Glória Novais, funcionária da Junta de Freguesia de Benfica, em Lisboa, há 33 anos, está em greve de fome em frente à Câmara de Lisboa. Acusa a Junta de Benfica de “assédio moral e laboral” e de “discriminação e humilhação”.
Glória Novais, cabo-verdiana, diz que está desde 2011, ano em que se licenciou em Gestão, a tentar progredir na Junta de Benfica, mas acusa a autarquia de tudo fazer para a impedir. “Dão-me funções cada vez mais baixas e há dez anos que não consigo exercer aquilo onde investi tempo e dinheiro para crescer na carreira. Cheguei ao meu limite. Sempre vesti a camisola, peço que reconheçam o meu valor”, desabafa ao JN.
A funcionária da Junta, que está em greve de fome como forma de protesto, trabalha no atendimento ao público no Centro Clínico da Junta de Benfica, função que não considera adequada às suas habilitações literárias.
“Quando me comunicaram que ia trabalhar para o centro clínico pensei que seria para ser gestora, mas foi para exercer funções de assistente técnico operacional. Algo que fiz há trinta anos. Foi humilhante, revolta-me e fere a minha dignidade. A Junta diz que as funções se enquadram na categoria de Técnica Superior, mas são de assistente técnica”, lamenta.
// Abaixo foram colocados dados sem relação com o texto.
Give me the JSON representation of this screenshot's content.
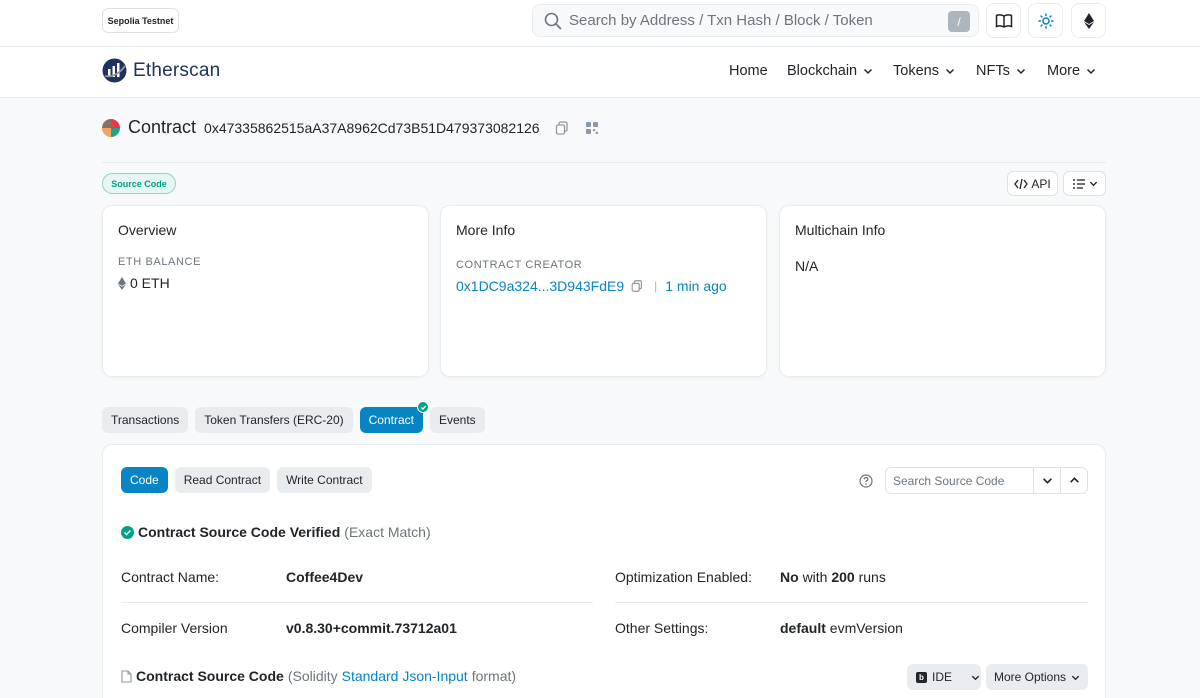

A mulher, de 59 anos, garante que, por estas e outras situações que aconteceram nos últimos anos, é alvo de “assédio moral e laboral” e “perseguição” pela Junta de Benfica. Conta ainda que entrou em mestrado em Gestão, mas só conseguiu concluir um ano, porque a autarquia lhe terá dado “uma quantidade excessiva de trabalho para não conseguir concluir este grau de ensino”.
“Vejo os outros a progredir, com as mesmas habilitações, e eu com 33 anos de casa e com as mesmas habilitações não. É discriminação. Acho uma autêntica injustiça o que me estão a fazer”, critica ainda a funcionária, que está de baixa médica desde junho por depressão.
A Junta de Benfica garante “não existir qualquer situação de discriminação ou assédio à funcionária” e diz que esta trabalha com a categoria de Técnica Superior desde 2018. “Não corresponde à verdade que as funções atribuídas à trabalhadora no Centro Clínico se reportem à categoria profissional de Assistente Técnica”.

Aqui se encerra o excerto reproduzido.